Semiologia Básica 6 - Vascular

Semiologia Básica 6 - Vascular

6 – Vascular

A análise da vascularização no paciente é feita tipicamente analisando os membros (tanto superiores, quanto inferiores). Como durante o restante do exame físico acabamos explicando a análise dos pulsos no membro superior, iremos nos focar aqui na análise dos membros inferiores (MMII). Muitas vezes negligenciado (sendo analisado apenas quando há queixa específica do paciente), o exame físico dos MMII é de grande ajuda na formulação de hipóteses diagnóstica, complementando o restante dos achados. Além disso, deve-se lembrar de que, em uma primeira consulta, é interessante realizar um exame físico completo do paciente. Outro fator importante a ser considerado é que a grande maioria da população que atendemos no EMA apresenta queixa de varizes ou claudicação, tornando-se mandatório o exame dos membros inferiores. Assim, quando falamos de sistema arterial nos membros inferiores, temos que verificar os pulsos arteriais acessíveis. Dentre eles, estão os das artérias:  Femoral: entre a espinha ilíaca ântero-superior e a sínfise púbica, logo abaixo do ligamento inguinal.  Poplítea: no cavado poplíteo, atrás do joelho.  Pediosa: no dorso do pé, entre músculo extensor longo do hálux e extensor longo dos dedos (no topo do pé, próximo ao dedão).  Tibial posterior: logo atrás do maléolo medial.

Em relação ao sistema venoso, a maioria (cerca de 90%) do sangue é drenado pelas veias profundas, que são muito bem protegidas pelos tecidos circundantes. Dessa forma não são visíveis ou palpáveis normalmente. A eficiência em drenagem delas depende, dentre outros elementos, das válvulas que as compõe e pela atividade muscular. O exame físico propriamente dito terá apenas duas etapas: inspeção e palpação.

6.1 – Inspeção

Os membros devem ser avaliados como um todo, portanto, devemos analisar tamanho (avaliar se não existe desproporção entre os membros), simetria, cor (verificar alterações de cor, como dermatite ocre – explicada abaixo) e textura da pele, leitos ungueais (para verificar a presença de perfusão periférica), padrão venoso e presença de edemas (inchaços) e sinais flogísitcos (são sinais inflamatórios: dor, calor, rubor, tumor e perda de função).

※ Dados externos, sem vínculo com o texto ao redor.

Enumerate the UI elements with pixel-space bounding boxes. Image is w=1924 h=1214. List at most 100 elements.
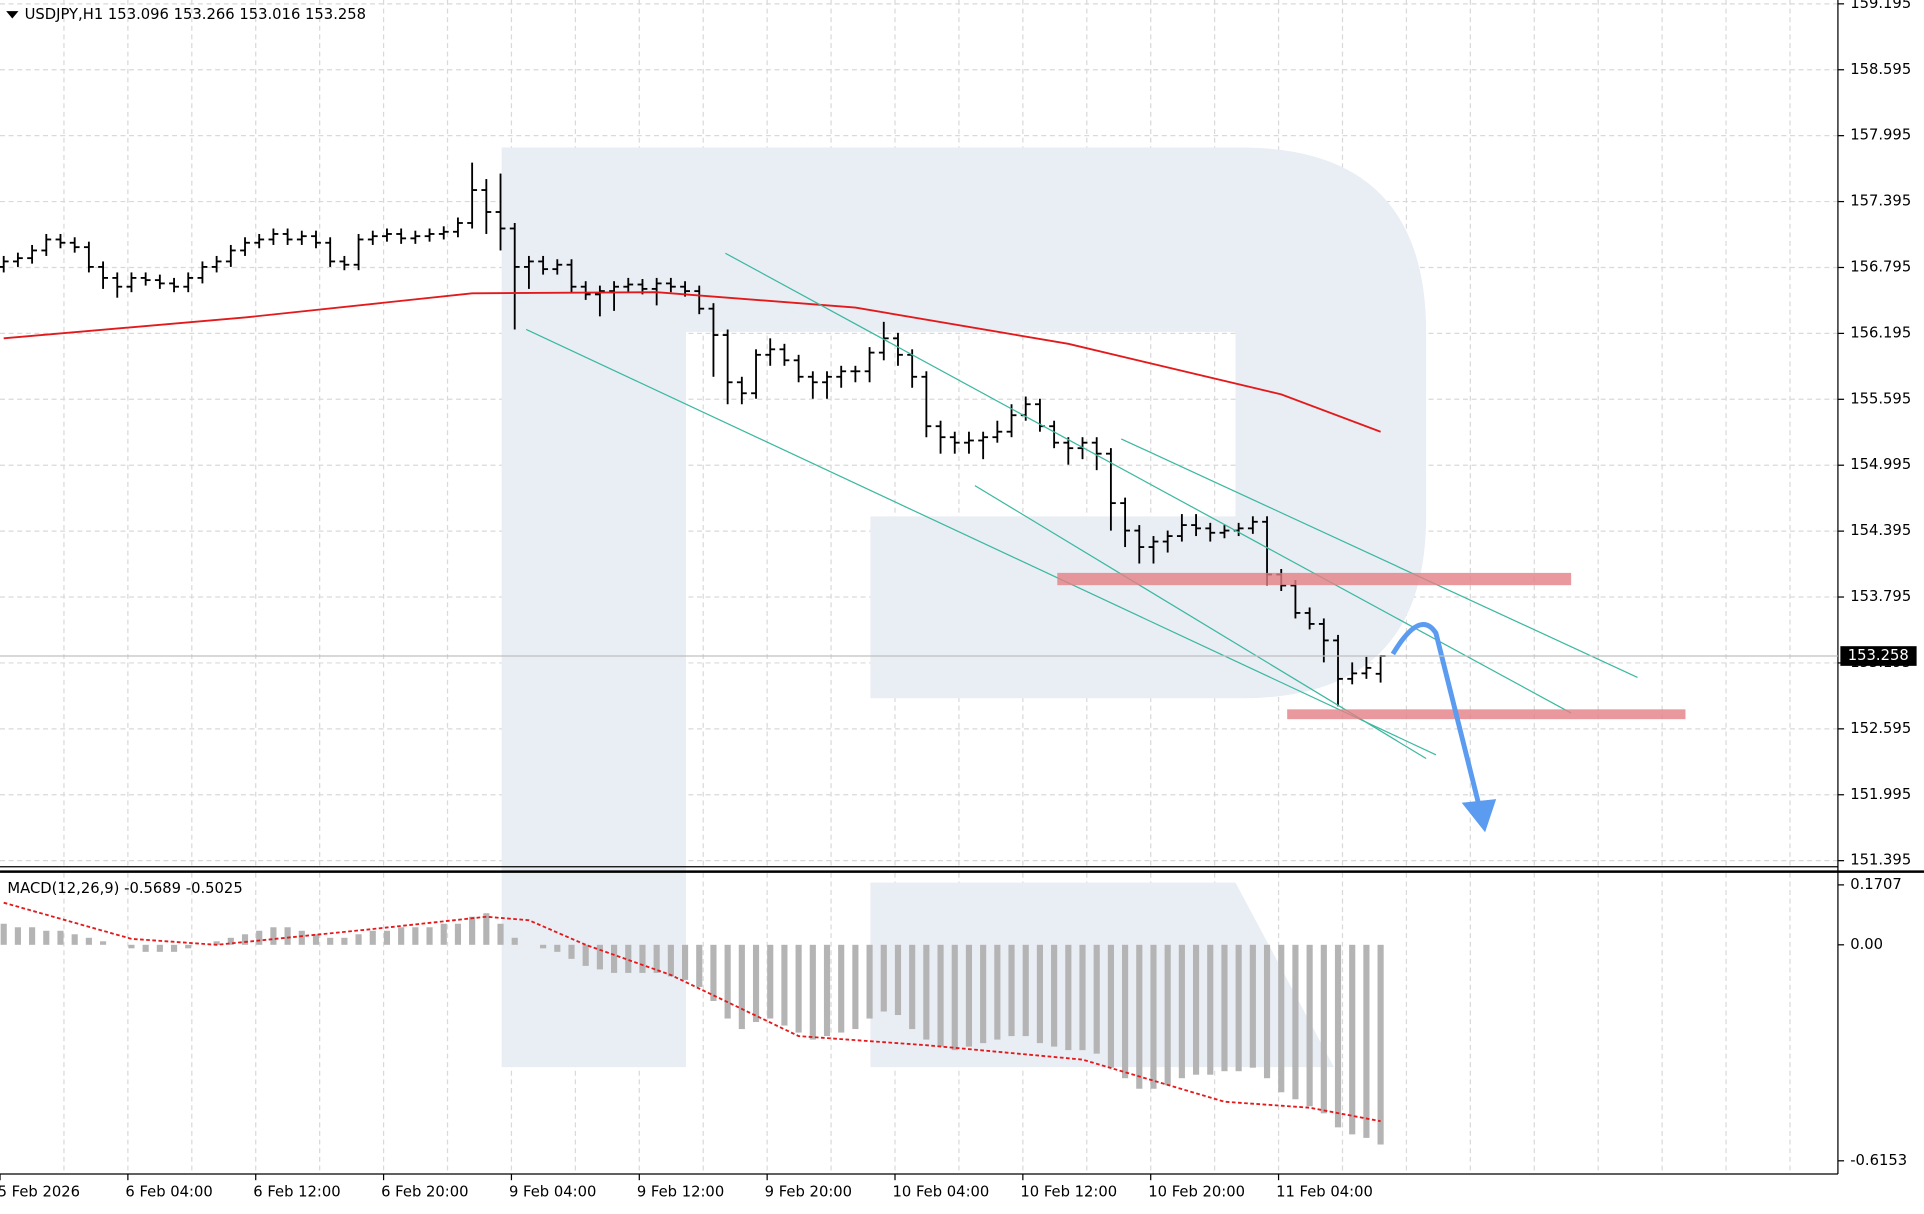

Para fazer a avaliação do sistema venoso, o paciente deve estar em posição ortostática (em pé), para que se dê o possível diagnóstico de insuficiência venosa observando-se as veias varicosas cheias. Essas veias ocorrem em razão da falha do sistema valvar venoso. Outra alteração possível decorrente da estase sanguínea é a formação de dermatite ocre, caracterizadas pela coloração acastanhada da pele decorrentes da deposição de hemoglobina degradada na pele. Avaliando o sistema arterial, no caso de insuficiência arterial periférica, a pele pode estar pálida e fina (por vezes com formação de úlceras), podendo ter alterações tróficas, redução de pelos.

6.2 – Palpação

Devemos executar a palpação dos pulsos em regiões onde as artérias ficam superficializadas, como já explicado acima. Em pacientes com insuficiência arterial periférica, os pulsos estão diminuídos ou ausentes (já que as artérias deles estão com um calibre menor, frequentemente causado pelo processo aterosclerótico – deposição de colesterol na parede dos vasos). Geralmente esses pacientes apresentam a chamada claudicação intermitente (dor em queimação ao andar que melhora com repouso). É sempre mandatório verificar a presença de edema de membros inferiores. Sinal muito frequente, está associado a diversas patologias (à congestão do território venoso – por insuficiência cardíaca, por exemplo; à baixa osmolalidade sanguínea – apresentando-se de forma generalizada; à vasodilatação resultante de um processo inflamatório, dentre muitos outros motivos). Classifica-se o edema em depressível ou não. Caso seja depressível, existirá um sinal chamado de Godet, que consiste em realizar uma dígito-pressão contra o osso na porção edemaciada (região tibial anterior) formando uma depressão que demorará para retornar ao padrão original – conforme ilustra a. Além disso, gradua-se o edema de acordo com sua intensidade em uma escala de 4 cruzes.